From Jean-Pierre Blanchard2
ALS: American Philosophical Society
ce jeudy soir [c. April, 1782]3
Monsieur de sarsfield m’ayant annoncè que vous me feriez l’honneur de venir voir mon vaisseau Volant dèmain.4 J’ay l’honneur de vous donner avis, qu’ayant commencé a faire mettre la couverture de carton vous ne verrez absolument rien d’interessant la meccanique etant enfermée par cette envelope. Je ne pouray percer la place des Glaces et en ouvrir la porte que dans environ 8 jours, alors Monsieur sy a cette époque vous vouliez choisir un jour et une heure jauray l’honneur de vous recevoir, j’ay celuy dêtre très parfaitement Monsieur Votre très humble serviteur
Addressed: A Monsieur / Monsieur franklin / a Passy / Blanchard
2. Blanchard (1750–1809), whose name is sometimes given as “François,” had spent 12 years trying to construct a flying machine. Though these various “vaisseaux volants” were unsuccessful, Blanchard established his place in the history of aeronautics by completing, with the American John Jeffries, the first balloon crossing of the English Channel and by pioneering the parachute: DBF; Encyclopdia Britannica; Jour. de Paris, Aug. 28, 1781.
3. Blanchard initially issued tickets for a public demonstration of his flying machine to be held on Sunday, April 28; he then rescheduled for the following Sunday, May 5: Jour. de Paris, May 1, 1782. The present letter seems to date from a time when he was engaged in the final construction tasks.
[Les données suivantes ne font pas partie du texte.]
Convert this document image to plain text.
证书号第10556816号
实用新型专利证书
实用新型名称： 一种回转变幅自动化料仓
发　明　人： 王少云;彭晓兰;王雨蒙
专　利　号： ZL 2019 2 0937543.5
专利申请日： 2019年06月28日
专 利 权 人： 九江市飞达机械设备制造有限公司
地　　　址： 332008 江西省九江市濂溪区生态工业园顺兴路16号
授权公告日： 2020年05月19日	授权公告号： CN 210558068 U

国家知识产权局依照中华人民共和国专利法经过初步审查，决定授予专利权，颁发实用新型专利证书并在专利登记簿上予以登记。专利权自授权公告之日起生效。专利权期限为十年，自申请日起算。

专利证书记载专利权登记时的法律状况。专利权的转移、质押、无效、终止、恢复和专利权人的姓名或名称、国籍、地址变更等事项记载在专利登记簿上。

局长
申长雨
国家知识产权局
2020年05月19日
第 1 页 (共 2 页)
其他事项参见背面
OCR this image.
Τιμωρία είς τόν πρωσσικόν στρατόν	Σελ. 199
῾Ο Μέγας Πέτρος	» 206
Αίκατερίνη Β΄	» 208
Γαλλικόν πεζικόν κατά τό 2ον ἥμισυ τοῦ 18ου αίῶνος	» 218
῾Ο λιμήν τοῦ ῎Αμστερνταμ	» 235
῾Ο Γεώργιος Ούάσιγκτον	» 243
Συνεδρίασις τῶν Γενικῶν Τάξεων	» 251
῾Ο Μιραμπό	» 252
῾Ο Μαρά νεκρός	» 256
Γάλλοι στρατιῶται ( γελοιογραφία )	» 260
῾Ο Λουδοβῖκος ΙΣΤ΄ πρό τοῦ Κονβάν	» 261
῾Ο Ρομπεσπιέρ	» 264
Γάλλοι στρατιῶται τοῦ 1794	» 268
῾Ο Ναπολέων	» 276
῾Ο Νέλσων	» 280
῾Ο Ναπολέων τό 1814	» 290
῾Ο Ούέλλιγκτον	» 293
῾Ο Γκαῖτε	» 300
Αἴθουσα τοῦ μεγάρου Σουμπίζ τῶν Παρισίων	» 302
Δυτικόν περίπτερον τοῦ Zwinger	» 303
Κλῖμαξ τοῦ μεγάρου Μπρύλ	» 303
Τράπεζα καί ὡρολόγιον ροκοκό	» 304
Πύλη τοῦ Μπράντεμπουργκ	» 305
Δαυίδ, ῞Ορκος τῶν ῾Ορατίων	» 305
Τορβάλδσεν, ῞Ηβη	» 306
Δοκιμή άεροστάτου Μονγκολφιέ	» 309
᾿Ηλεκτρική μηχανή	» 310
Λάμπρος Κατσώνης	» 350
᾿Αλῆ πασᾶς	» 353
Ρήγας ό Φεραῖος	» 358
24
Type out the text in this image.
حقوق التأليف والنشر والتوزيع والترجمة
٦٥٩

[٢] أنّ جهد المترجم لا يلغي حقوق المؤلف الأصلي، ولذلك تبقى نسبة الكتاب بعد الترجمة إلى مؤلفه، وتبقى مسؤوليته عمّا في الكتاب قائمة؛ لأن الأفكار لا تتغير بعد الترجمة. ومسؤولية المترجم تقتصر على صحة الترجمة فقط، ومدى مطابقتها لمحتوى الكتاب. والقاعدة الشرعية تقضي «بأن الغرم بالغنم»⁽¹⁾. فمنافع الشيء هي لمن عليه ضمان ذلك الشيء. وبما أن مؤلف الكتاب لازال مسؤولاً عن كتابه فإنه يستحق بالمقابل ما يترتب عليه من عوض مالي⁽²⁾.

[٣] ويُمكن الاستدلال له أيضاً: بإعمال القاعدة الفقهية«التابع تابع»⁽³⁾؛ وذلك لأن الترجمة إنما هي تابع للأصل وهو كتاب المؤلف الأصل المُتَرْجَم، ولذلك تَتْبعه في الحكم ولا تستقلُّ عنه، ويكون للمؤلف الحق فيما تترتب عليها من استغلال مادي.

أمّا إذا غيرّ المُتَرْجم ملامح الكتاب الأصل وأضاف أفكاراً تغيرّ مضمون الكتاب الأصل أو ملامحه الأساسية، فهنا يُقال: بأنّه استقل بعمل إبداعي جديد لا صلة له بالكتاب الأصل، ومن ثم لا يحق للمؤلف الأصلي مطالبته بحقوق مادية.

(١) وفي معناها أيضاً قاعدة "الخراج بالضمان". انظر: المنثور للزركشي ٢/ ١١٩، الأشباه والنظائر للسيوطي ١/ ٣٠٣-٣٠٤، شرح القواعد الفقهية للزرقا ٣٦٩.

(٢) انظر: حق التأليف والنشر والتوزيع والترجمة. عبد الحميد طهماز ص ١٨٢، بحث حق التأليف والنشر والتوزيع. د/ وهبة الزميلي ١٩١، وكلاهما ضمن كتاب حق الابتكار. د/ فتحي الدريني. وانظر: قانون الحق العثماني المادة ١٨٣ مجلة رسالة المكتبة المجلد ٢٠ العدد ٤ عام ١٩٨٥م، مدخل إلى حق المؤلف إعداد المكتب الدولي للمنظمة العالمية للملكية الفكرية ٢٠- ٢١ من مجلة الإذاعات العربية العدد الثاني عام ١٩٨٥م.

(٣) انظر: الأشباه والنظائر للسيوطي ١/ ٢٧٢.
4. Parisians had been visiting Blanchard’s workshop ever since the inventor aroused public curiosity and debate by describing his project in the Jour. de Paris on Aug. 28, 1781. The “vaisseau volant” was at that time shaped like a small boat, four feet long by two feet wide, that could hold two people. Two pairs of ten-foot-long wings would create a parasol 20 feet in diameter; the mechanics of locomotion were not detailed. Blanchard later modified that design, adding an outer layer to the body, the “couverture de carton” that he alludes to in the present letter. A witness at the May 5 viewing observed this covering (with a window and door cut in it) and described the vessel as resembling the body of a bird, with the bow shaped like a beak and the tiller, a tail. There were now six wings in all. Fore and aft wings would levitate the vessel, and two pairs of side wings would propel it. Certain lingering design flaws prevented Blanchard from demonstrating the machine to the enormous crowd that turned out, despite terrible weather, at the home of his patron the abbé de Vienné on May 5. He needed three more weeks, he said, during which no one would be allowed to visit the atelier. Despite large financial incentives promised by the comte d’Artois and the duc de Chartres if the “vaisseau” were to fly, Blanchard’s project failed, and it was rumored that he fled Paris with a substantial sum of the abbé’s money: Jour. de Paris, Jan. 14, April 4 (and issues cited there), and April 27, 1782; Bachaumont, Mémoires secrets, XX, 142, 229–30, 232–4, 237; Métra, Correspondance secrète, XIII, 100.